Desde esos primeros textos del hoy camino al pasado, la figura de la mujer (su hija María del Mar, su madre, su hermana, ella misma) representan un núcleo irradiador que no la encierra en el fácil tópico del feminismo. La experiencia del cuerpo, los paisajes de la piel enamorada, los destellos de la maternidad, la melancolía de la niña con su madre, son fotogramas de una película que recorre su escritura sin estridencias, con la meditada pausa que le exige cada estación vital. La silueta de la hija sintetiza un espectro de figuras y emociones, desde la maternidad propia y la heredada de su madre, desde el amor que nace de las entrañas a los temores y acechanzas del afuera, en ese ser nacido y maternado con pasión. Dice en el poema “Oración”: “Duérmete, María,/ por todos esos niños que se acuestan/ escuchando la pólvora en los ojos.” Un rezo íntimo que vela por la hija propia pero representa el temor por tantos otros hijos ajenos y desamparados. Uno de los mejores poemas titulado “Tutorial del peinado” concreta ese ritual entre madre e hija, una sororidad necesaria y defendida, pero que no ignora la paternidad que la hizo posible: “Pienso: «para que este amor suceda/ debió existir un hombre»”, “la estampa familiar de dos mujeres/ consagradas al rito del peinado/ es masculina, también.” Y esta postura la aleja de ciertos fundamentalismos feministas que, por reivindicar con justicia una marginación histórica, anulan con dogmas extremos la deseada integración de todos los géneros en busca de armonía: “Ya lo dijo Platón en su Banquete./ Hemos perdido, María, el instinto de unidad”.

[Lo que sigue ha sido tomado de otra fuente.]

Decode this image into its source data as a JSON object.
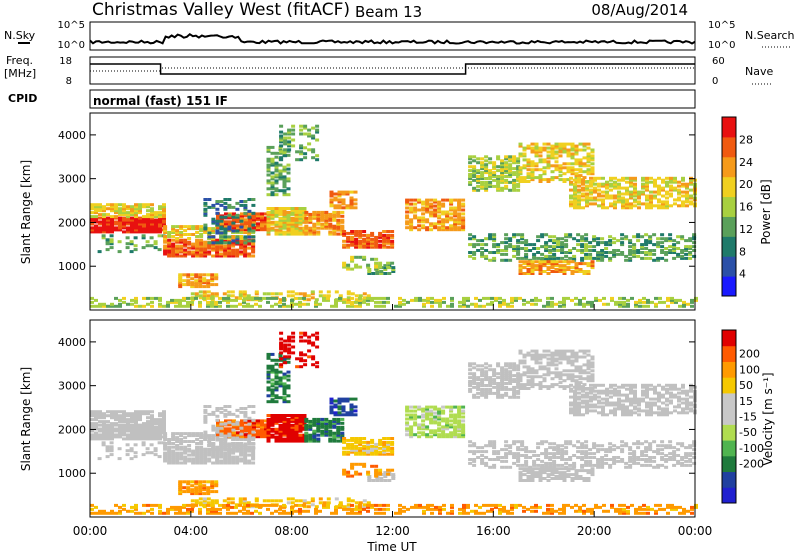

Cabe destacar que esta poesía evita la excesiva autorreferencia, sin desdeñar la mínima autoficción, que leemos entre líneas sobre la vida de su autora. Ni narcisismo ni ensimismamiento, la palabra es un instrumento eficaz para remontar la fragilidad efímera del cuerpo: “La piel cuenta la historia mejor que las palabras./ Pero no permanece” (“En un vestuario de Naantali”).  Una definición de sí misma anclada en su ser de poeta y mujer: “Qué mujer ingobernable, la Poesía” (“Las voces de las hojas”).  La reivindicación de la fragilidad redunda en una autopoética, donde el yo se asume en su incertidumbre; y aun por medio de la poesía admite su naturaleza de interrogación: “Si no fueras mi madre, ¿qué serías?”, y ella responde: “Quisiera ser,/ María,/ una pregunta.// Una duda sin bordes más allá de mi voz” (“La pregunta”).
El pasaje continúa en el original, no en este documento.